Roasted Squash and Salami Salad with Tangy Daikon
A warm and textural salad that balances the sweetness of caramelized butternut squash with salty salami and a bright, pickled radish crunch.
Ingredients
- 2 cups butternut squash, peeled and cubed
- 3 oz salami, sliced into thin strips
- 1 cup daikon radish, peeled and thinly shaved
- 1/4 cup pumpkin seeds
- 2 tbsp olive oil
- 1 tbsp vinegar (apple cider or white wine vinegar)
- 1 tsp sugar
- Salt and pepper to taste
Instructions
The squash should be tender and slightly caramelized, providing a soft base for the crunchy and acidic elements.
- Preheat oven to 400°F (200°C). Toss squash cubes with 1 tbsp olive oil, salt, and pepper on a baking sheet. Roast for 25–30 minutes until tender and browned at the edges.
- While squash roasts, combine shaved daikon, vinegar, sugar, and a pinch of salt in a small bowl.

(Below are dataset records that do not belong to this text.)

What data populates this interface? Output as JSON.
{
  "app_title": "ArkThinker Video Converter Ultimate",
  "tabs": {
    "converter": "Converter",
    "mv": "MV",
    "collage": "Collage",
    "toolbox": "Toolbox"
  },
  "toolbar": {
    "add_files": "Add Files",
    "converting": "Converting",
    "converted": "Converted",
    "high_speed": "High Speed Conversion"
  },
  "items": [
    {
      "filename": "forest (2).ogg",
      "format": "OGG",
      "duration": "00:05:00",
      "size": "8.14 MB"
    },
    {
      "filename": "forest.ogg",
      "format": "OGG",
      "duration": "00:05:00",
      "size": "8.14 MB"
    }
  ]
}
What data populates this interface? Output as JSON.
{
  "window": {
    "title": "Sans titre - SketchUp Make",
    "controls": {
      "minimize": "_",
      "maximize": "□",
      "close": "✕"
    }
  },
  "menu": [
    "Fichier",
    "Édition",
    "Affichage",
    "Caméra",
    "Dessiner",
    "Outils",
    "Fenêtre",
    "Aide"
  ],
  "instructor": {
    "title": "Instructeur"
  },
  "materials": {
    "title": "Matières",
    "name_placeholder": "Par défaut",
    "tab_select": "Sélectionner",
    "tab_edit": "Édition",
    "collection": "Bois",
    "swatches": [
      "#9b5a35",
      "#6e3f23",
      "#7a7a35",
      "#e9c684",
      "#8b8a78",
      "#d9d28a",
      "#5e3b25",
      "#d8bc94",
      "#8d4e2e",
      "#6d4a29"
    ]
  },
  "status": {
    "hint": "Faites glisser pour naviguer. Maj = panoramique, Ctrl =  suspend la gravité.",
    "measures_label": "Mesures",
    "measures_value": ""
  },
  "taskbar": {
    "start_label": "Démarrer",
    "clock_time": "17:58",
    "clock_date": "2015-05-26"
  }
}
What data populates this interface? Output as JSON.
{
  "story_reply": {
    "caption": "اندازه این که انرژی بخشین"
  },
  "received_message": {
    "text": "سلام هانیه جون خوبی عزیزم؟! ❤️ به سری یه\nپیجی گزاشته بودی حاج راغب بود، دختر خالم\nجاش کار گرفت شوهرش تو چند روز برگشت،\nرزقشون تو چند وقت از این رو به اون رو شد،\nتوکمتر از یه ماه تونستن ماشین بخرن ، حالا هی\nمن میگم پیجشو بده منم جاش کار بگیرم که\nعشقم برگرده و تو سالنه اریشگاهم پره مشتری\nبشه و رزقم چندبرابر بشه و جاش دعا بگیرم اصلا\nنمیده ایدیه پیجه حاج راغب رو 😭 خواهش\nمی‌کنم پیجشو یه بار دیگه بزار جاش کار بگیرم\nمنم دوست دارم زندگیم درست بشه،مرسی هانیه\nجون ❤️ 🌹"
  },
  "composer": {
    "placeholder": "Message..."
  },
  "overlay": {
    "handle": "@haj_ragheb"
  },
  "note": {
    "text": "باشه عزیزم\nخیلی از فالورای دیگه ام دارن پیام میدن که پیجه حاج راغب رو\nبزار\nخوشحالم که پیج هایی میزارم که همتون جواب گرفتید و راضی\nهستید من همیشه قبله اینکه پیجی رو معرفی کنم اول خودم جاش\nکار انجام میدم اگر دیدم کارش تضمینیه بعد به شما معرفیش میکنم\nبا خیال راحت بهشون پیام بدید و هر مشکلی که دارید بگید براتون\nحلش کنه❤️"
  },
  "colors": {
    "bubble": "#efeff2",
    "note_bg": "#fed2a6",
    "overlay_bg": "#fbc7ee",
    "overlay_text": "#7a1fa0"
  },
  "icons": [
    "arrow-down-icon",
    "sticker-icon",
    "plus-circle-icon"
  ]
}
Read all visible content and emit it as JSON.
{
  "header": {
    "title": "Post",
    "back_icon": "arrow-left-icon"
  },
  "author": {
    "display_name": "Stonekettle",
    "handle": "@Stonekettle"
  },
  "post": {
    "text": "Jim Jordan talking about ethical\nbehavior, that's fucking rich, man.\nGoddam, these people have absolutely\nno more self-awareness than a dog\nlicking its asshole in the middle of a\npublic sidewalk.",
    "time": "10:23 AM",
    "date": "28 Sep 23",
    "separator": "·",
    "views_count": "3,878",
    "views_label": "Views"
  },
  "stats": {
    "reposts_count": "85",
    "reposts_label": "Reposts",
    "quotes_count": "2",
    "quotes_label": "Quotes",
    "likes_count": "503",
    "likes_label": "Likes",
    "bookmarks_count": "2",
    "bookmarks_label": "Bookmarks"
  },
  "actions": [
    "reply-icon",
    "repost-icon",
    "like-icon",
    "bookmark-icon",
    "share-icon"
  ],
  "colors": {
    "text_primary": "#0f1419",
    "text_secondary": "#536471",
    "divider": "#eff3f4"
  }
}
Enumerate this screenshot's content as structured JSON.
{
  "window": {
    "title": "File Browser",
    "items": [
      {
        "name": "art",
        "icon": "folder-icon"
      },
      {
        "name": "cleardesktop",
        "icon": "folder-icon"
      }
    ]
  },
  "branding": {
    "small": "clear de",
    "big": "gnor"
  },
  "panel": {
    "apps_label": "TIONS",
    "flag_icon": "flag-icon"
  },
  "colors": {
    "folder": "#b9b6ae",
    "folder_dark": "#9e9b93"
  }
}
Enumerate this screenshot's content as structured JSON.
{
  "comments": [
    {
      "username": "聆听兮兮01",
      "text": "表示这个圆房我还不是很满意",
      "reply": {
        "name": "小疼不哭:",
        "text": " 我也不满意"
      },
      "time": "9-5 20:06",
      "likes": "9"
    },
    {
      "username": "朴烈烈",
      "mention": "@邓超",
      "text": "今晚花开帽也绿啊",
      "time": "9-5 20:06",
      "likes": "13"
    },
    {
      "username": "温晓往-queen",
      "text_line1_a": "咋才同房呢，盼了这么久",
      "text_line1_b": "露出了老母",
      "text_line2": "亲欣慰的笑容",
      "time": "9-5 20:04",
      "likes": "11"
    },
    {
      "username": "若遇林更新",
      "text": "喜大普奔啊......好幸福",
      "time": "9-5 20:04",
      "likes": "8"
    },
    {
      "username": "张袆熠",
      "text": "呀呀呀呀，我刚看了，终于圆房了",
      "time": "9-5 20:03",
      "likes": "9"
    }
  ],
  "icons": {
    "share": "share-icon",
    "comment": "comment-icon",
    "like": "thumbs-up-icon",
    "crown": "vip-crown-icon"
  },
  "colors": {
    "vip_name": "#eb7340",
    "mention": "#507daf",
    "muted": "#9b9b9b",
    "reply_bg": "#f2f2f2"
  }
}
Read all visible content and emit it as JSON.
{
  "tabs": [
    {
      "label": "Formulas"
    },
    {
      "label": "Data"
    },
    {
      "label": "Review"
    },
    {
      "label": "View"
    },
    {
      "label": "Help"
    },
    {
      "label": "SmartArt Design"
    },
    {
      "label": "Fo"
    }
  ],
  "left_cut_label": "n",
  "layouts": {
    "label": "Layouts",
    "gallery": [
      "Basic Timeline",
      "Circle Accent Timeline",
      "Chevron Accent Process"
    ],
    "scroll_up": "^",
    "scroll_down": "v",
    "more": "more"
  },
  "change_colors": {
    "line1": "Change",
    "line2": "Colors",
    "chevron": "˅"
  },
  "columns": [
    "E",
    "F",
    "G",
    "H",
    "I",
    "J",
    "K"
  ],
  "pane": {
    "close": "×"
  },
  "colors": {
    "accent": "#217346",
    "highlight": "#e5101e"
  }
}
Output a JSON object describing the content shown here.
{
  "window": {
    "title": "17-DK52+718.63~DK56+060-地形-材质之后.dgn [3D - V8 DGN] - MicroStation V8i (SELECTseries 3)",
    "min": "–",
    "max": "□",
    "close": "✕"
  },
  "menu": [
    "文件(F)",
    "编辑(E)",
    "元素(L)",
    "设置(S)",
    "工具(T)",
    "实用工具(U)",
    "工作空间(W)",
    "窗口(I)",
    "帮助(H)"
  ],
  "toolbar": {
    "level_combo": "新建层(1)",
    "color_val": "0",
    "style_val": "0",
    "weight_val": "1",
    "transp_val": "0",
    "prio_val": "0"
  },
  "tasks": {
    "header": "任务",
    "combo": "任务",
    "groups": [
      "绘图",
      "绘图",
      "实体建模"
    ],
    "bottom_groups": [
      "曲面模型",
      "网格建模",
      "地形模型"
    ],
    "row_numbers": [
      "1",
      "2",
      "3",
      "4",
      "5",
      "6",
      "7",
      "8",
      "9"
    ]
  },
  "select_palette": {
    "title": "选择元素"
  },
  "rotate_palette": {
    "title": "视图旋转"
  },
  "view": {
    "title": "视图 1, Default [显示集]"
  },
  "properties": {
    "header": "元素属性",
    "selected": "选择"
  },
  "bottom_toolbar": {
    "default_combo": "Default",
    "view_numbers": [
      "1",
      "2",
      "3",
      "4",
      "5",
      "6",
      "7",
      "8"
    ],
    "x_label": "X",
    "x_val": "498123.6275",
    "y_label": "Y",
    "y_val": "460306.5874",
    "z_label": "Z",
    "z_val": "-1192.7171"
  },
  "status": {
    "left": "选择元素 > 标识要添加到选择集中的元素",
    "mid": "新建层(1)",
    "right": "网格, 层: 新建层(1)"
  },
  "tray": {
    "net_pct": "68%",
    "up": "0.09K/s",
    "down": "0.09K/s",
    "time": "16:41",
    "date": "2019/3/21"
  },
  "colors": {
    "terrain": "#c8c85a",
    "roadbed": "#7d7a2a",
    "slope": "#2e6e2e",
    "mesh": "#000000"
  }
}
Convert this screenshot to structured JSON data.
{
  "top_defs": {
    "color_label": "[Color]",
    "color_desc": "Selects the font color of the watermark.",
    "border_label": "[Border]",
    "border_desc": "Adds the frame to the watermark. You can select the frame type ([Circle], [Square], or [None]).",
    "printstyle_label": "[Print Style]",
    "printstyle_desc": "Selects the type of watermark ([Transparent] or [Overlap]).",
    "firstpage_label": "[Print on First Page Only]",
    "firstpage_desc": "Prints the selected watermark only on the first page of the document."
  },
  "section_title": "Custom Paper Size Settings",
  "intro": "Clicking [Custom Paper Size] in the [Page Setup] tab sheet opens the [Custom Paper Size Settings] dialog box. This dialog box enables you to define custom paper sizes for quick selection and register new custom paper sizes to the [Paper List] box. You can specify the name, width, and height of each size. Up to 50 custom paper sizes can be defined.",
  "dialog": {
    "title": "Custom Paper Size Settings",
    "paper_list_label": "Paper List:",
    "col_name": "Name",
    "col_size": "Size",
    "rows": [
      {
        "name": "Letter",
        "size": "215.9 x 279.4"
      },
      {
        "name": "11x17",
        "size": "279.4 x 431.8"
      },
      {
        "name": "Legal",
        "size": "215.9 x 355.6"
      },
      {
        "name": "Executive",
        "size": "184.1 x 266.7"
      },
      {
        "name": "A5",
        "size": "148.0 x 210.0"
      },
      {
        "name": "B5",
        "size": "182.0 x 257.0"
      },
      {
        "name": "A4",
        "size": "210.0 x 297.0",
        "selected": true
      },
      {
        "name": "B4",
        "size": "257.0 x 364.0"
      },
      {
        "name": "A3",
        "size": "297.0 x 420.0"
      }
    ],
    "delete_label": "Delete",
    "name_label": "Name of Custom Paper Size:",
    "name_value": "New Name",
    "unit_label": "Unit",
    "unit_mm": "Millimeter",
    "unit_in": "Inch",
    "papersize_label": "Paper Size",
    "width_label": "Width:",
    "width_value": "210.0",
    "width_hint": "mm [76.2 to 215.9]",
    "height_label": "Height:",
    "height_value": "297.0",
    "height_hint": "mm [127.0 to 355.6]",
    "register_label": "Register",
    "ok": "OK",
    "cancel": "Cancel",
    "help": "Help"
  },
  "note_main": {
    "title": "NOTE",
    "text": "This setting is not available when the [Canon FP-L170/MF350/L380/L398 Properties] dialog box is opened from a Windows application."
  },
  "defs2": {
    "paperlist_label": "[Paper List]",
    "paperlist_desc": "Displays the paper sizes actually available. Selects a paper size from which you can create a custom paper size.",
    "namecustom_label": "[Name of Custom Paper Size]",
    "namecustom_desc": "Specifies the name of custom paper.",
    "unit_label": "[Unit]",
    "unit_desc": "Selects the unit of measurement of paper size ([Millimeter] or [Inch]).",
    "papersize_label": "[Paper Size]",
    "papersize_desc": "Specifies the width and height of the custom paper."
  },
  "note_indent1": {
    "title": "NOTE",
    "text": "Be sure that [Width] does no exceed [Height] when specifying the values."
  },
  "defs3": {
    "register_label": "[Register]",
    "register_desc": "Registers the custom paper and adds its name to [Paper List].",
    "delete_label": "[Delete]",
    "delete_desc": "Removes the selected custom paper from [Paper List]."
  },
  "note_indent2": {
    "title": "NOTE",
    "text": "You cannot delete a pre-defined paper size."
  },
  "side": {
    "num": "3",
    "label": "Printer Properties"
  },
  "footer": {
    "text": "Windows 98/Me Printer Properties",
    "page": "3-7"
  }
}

Let sit for at least 10 minutes to quick-pickle.
- In a small skillet over medium heat, fry salami strips until crispy. Transfer to a paper towel to drain.
- In a dry pan over medium heat, toast pumpkin seeds for 3–5 minutes until they begin to pop and smell nutty.
- In a large bowl, gently toss the warm roasted squash with the pickled daikon (including its liquid), the crispy salami, and the toasted pumpkin seeds.
- Drizzle with the remaining 1 tbsp olive oil and season with additional black pepper to taste.
Serve warm to enjoy the contrast between the hot squash and the chilled, tangy radish.